Nico Williams est cette année le récipiendaire du prix d’art contemporain le plus prestigieux du Canada, le prix Sobey pour les arts (Sobey Art Award). Le lauréat du prix, doté de 100 000 dollars canadiens (67 480 euros) a été annoncé lors d’une cérémonie qui s’est déroulée samedi soir, 9 novembre 2024, au Musée des beaux-arts du Canada (MBAC), à Ottawa, où une exposition présentant les six artistes présélectionnés est visible jusqu’au 6 avril 2025. Les autres artistes présélectionnés – Taqralik Partridge, Judy Chartrand, Rhayne Vermette, June Clark et Mathieu Léger – recevront chacun 25 000 dollars canadiens (16 868 euros).
« Je ne me sens pas du tout à l’aise de recevoir ce prix », a déclaré Nico Williams à The Art Newspaper. L’artiste anishinaabe de 35 ans, établi à Montréal, est connu pour sa pratique pluridisciplinaire et souvent collaborative, centrée sur le perlage sculptural et les installations d’objets trouvés contemporains, des cartes de bingo aux chaises de jardin.
« Être récompensé par ce prix valide ma pratique du travail avec les perles, a-t-il déclaré. C’est un support que mes ancêtres travaillent depuis longtemps. Le fait d’être reconnu pour avoir travaillé avec un tel matériau donne un nouveau souffle à cette pratique. Et le fait que les conservateurs, les pairs et le jury acceptent cette pratique est merveilleux. »
Au cours de la cérémonie, à laquelle assistaient des artistes représentant des régions d’un océan à l’autre – y compris d’anciens lauréats et des candidats comme Kablusiak, lauréat.e en 2023, qui a remis le prix à Nico Williams –, le directeur des initiatives curatoriales du MBAC, Jonathan Shaughnessy, qui présidait le jury du prix Sobey pour les arts 2024, a fait l’éloge du travail de l’artiste.
« Le jury s’est senti obligé de reconnaître l’énergie et la pertinence indéniables de l’approche de Nico Williams en matière de sculpture perlée contemporaine, qui nous permet d’imaginer de nouvelles possibilités pour le médium, a déclaré Jonathan Shaughnessy. Ses œuvres d’une précision irréprochable transcendent des objets du quotidien pour les élever à un niveau spectaculaire et intègrent des expériences personnelles dans des récits touchant le plus grand nombre.
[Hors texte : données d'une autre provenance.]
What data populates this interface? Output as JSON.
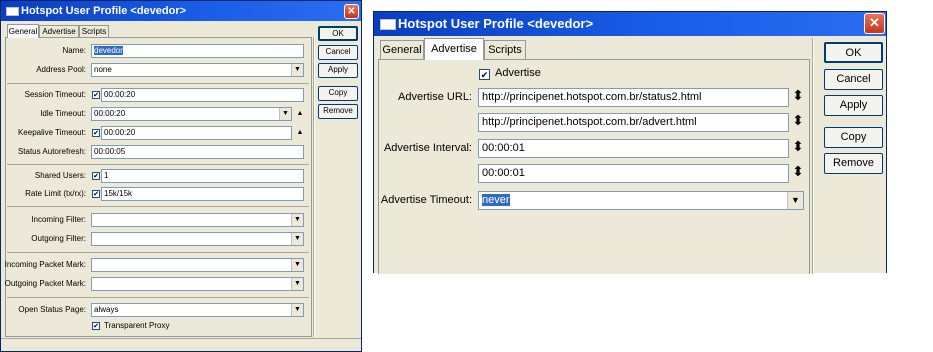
{
  "small_window": {
    "title": "Hotspot User Profile <devedor>",
    "close_glyph": "✕",
    "tabs": [
      "General",
      "Advertise",
      "Scripts"
    ],
    "active_tab": "General",
    "fields": {
      "name": {
        "label": "Name:",
        "value": "devedor"
      },
      "address_pool": {
        "label": "Address Pool:",
        "value": "none"
      },
      "session_timeout": {
        "label": "Session Timeout:",
        "value": "00:00:20"
      },
      "idle_timeout": {
        "label": "Idle Timeout:",
        "value": "00:00:20"
      },
      "keepalive_timeout": {
        "label": "Keepalive Timeout:",
        "value": "00:00:20"
      },
      "status_autorefresh": {
        "label": "Status Autorefresh:",
        "value": "00:00:05"
      },
      "shared_users": {
        "label": "Shared Users:",
        "value": "1"
      },
      "rate_limit": {
        "label": "Rate Limit (tx/rx):",
        "value": "15k/15k"
      },
      "incoming_filter": {
        "label": "Incoming Filter:",
        "value": ""
      },
      "outgoing_filter": {
        "label": "Outgoing Filter:",
        "value": ""
      },
      "incoming_packet_mark": {
        "label": "Incoming Packet Mark:",
        "value": ""
      },
      "outgoing_packet_mark": {
        "label": "Outgoing Packet Mark:",
        "value": ""
      },
      "open_status_page": {
        "label": "Open Status Page:",
        "value": "always"
      },
      "transparent_proxy": {
        "label": "Transparent Proxy",
        "checked": true
      }
    },
    "buttons": {
      "ok": "OK",
      "cancel": "Cancel",
      "apply": "Apply",
      "copy": "Copy",
      "remove": "Remove"
    }
  },
  "big_window": {
    "title": "Hotspot User Profile <devedor>",
    "close_glyph": "✕",
    "tabs": [
      "General",
      "Advertise",
      "Scripts"
    ],
    "active_tab": "Advertise",
    "advertise": {
      "label": "Advertise",
      "checked": true
    },
    "advertise_url": {
      "label": "Advertise URL:",
      "values": [
        "http://principenet.hotspot.com.br/status2.html",
        "http://principenet.hotspot.com.br/advert.html"
      ]
    },
    "advertise_interval": {
      "label": "Advertise Interval:",
      "values": [
        "00:00:01",
        "00:00:01"
      ]
    },
    "advertise_timeout": {
      "label": "Advertise Timeout:",
      "value": "never"
    },
    "buttons": {
      "ok": "OK",
      "cancel": "Cancel",
      "apply": "Apply",
      "copy": "Copy",
      "remove": "Remove"
    }
  },
  "icons": {
    "check": "✔",
    "dropdown": "▼",
    "updown": "⬍",
    "up": "▲"
  },
  "colors": {
    "title_bar": "#0a3ec0",
    "window_bg": "#ece9d8",
    "selection": "#316ac5",
    "close_button": "#c0371c"
  }
}
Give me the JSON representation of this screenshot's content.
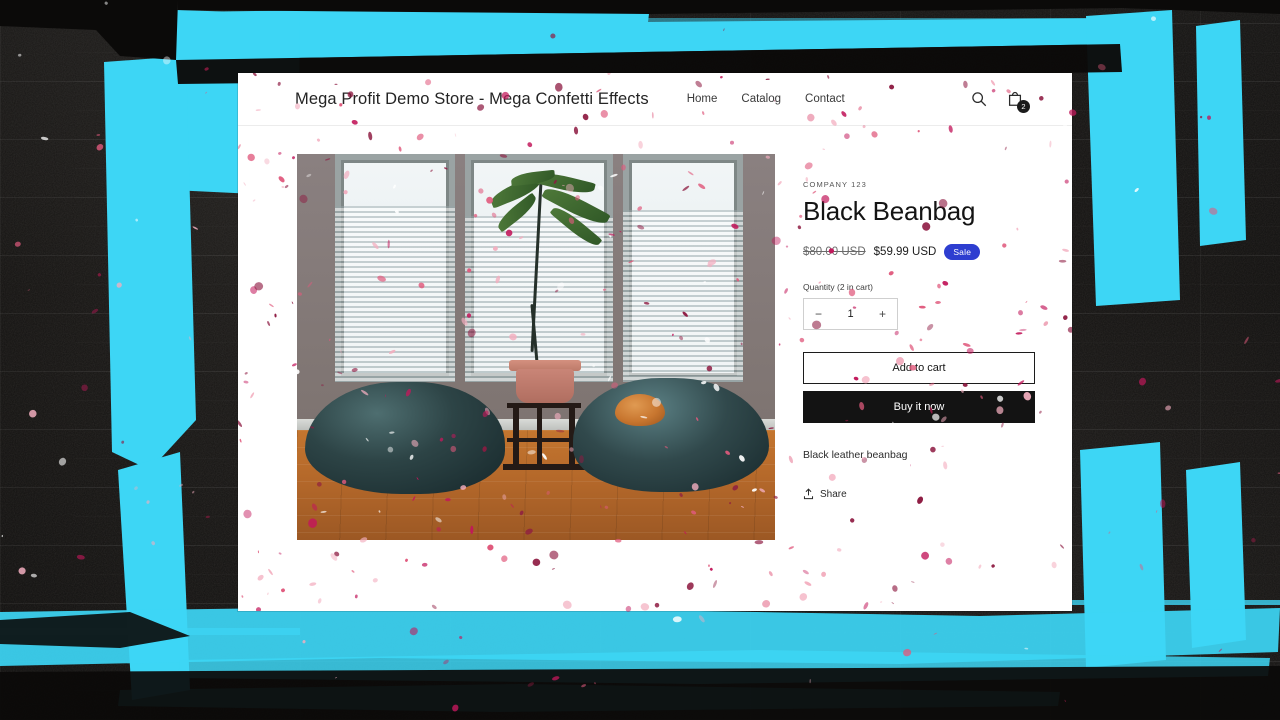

Travaillant avec et par-delà la communauté, la pratique de Williams remet en question la persistance des héritages coloniaux en faisant remonter à la surface la mémoire collective et les nostalgies partagées. »
Pour la première fois, les autres membres du jury étaient six artistes canadiens – tous d’anciens finalistes ou lauréats du prix Sobey pour les arts, représentant chacune des régions – ainsi que d’un juré international. Le jury, d’Ouest en Est, était composé de asinnajaq (de la région circumpolaire), Jeremy Shaw (Pacifique), Divya Mehra (Prairies), Stephanie Comilang (Ontario), Caroline Monnet (Québec), Mario Doucette (Atlantique) et Zoé Whitley, la directrice de la Chisenhale Gallery, à Londres. Le montant du prix s’élève désormais à 465 000 dollars canadiens (313 733 euros). Financé par la Sobey Art Foundation, il s’agit du prix d’art contemporain le plus richement doté du Canada et l’un des plus généreux au monde.
Cette année, quatre des six finalistes étaient des artistes autochtones et leurs œuvres reflètent les questions de lieu, d’identité, de communauté et d’appartenance. « J’ai l’impression de remporter ce prix à la fois collectivement et ancestralement, a confié Nico Williams à The Art Newspaper. Dans mon atelier, sept à onze personnes travaillent sur un projet à un moment donné. Six d’entre elles étaient présentes ce soir [samedi 9 novembre] et je leur ai demandé de se lever et d’être applaudies. »
Nico Williams, dont le sac Ikea perlé intitulé Feast (2024) a été présenté dans l’exposition « Focus » à la Foire Art Toronto cette année, exposera prochainement à la Fondation PHI pour l’art contemporain à Montréal. L’artiste affirme que la dotation du prix « sera d’un grand soutien pour [son] atelier. »
« Il y a dix ans, l’un de mes modèles les plus influents, Nadia Myre, a reçu ce prix, a-t-il ajouté. Je veux faire passer le même message à tous les jeunes de la brousse : nous y arriverons ! Je suis extrêmement reconnaissant à toutes les personnes qui ont soutenu ma pratique depuis le tout début ! Sans vous, je ne serais pas là où je suis aujourd’hui ! Chi-miigwech ! [mot anishinaabe signifiant « merci »] ».